A Câmara dos Deputados instaurou comissão especial para analisar projeto de lei que flexibiliza a Lei de Improbidade Administrativa. A um ano das eleições municipais, uma mudança na legislação é defendida pela classe política como forma de combater o que classifica como "ativismo" dos Ministérios Públicos estaduais em relação, principalmente, à atuação de prefeitos.
Apresentada pelo deputado Roberto de Lucena (Podemos-SP), a proposta é baseada no trabalho de uma comissão de juristas criada pelo presidente da Câmara, Rodrigo Maia (DEM-RJ), com coordenação do ministro Mauro Campbell, do Superior Tribunal de Justiça (STJ). O resultado é um projeto que mexe em 34 pontos da lei atual para definir, por exemplo, a possibilidade de acordo entre as partes (hoje vetada), a redução do tempo mínimo de suspensão dos direitos políticos e a previsão de punição também do ente privado considerado corruptor.]
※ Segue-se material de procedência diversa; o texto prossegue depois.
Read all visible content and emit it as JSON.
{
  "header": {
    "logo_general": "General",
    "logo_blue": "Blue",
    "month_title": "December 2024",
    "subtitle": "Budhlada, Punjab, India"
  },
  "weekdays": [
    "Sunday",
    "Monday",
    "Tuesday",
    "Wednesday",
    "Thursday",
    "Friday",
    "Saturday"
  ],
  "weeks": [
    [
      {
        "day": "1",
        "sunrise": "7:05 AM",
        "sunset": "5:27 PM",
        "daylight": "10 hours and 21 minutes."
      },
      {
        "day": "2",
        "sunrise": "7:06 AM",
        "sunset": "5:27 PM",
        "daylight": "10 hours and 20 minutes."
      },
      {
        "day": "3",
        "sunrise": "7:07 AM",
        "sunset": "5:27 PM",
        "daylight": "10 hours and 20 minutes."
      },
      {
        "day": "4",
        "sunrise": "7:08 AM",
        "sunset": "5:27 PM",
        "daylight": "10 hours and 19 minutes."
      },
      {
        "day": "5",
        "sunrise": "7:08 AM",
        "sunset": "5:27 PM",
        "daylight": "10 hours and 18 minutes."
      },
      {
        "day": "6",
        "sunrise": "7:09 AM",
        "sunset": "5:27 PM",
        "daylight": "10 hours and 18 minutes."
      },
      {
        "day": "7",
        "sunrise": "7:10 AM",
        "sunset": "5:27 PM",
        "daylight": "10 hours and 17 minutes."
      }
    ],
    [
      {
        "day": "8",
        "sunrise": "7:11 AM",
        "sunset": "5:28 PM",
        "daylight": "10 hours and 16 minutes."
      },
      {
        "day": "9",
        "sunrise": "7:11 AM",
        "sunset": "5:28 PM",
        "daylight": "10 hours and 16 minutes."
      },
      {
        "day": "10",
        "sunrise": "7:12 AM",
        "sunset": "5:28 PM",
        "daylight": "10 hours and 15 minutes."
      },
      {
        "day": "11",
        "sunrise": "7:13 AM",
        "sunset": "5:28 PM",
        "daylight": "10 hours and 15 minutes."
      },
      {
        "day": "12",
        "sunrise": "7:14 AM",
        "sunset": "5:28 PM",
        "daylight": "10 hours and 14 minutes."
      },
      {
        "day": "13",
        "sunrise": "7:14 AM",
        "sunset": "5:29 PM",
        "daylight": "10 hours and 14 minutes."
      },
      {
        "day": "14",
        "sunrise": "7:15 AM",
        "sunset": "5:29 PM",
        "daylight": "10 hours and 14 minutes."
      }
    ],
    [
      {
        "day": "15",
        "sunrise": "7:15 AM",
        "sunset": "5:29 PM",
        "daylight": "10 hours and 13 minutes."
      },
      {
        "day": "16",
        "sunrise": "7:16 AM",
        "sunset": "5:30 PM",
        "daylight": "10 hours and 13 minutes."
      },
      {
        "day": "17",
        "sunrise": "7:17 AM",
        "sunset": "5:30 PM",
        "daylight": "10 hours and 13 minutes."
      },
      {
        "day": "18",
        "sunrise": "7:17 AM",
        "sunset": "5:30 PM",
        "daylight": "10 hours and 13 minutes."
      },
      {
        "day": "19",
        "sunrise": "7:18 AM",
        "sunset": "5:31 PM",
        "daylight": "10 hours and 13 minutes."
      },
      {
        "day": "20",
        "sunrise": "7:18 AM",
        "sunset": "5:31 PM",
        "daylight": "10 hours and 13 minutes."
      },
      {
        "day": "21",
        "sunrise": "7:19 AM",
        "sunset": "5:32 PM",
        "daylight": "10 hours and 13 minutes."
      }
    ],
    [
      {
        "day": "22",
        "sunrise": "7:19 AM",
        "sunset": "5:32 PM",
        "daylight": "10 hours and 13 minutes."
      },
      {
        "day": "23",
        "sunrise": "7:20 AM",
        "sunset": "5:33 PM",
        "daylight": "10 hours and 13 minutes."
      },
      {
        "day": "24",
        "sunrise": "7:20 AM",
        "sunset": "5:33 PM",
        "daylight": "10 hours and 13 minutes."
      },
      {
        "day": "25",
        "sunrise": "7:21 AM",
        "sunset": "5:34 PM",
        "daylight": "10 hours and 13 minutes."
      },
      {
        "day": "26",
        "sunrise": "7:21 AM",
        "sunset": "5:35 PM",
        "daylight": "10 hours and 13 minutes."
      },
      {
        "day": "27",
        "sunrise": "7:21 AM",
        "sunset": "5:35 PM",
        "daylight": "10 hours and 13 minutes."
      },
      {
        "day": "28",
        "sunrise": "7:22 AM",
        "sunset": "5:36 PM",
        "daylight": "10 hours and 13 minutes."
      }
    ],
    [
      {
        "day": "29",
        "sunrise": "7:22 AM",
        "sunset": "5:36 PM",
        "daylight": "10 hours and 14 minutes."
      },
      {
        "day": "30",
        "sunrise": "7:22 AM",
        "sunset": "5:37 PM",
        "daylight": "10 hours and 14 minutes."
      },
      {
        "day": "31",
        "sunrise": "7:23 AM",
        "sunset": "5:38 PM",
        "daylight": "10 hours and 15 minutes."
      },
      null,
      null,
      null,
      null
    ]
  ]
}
Segundo o deputado, trata-se de uma atualização e não de um afrouxamento. "Hoje, é muito difícil um agente público, especialmente aquele eleito, passar por um mandato sem responder por algum ponto da lei. Isso porque ela não é objetiva, permite interpretações. É isso que pretendemos mudar, estabelecendo melhor a diferença entre um erro formal e uma intenção de lesar" explicou.
Se aprovado, o projeto impedirá que atos considerados equívoco, erro ou omissão decorrente de negligência, imprudência e imperícia sejam classificados como improbidade administrativa. Essa denominação só será admitida para atos comprovadamente praticados com dolo.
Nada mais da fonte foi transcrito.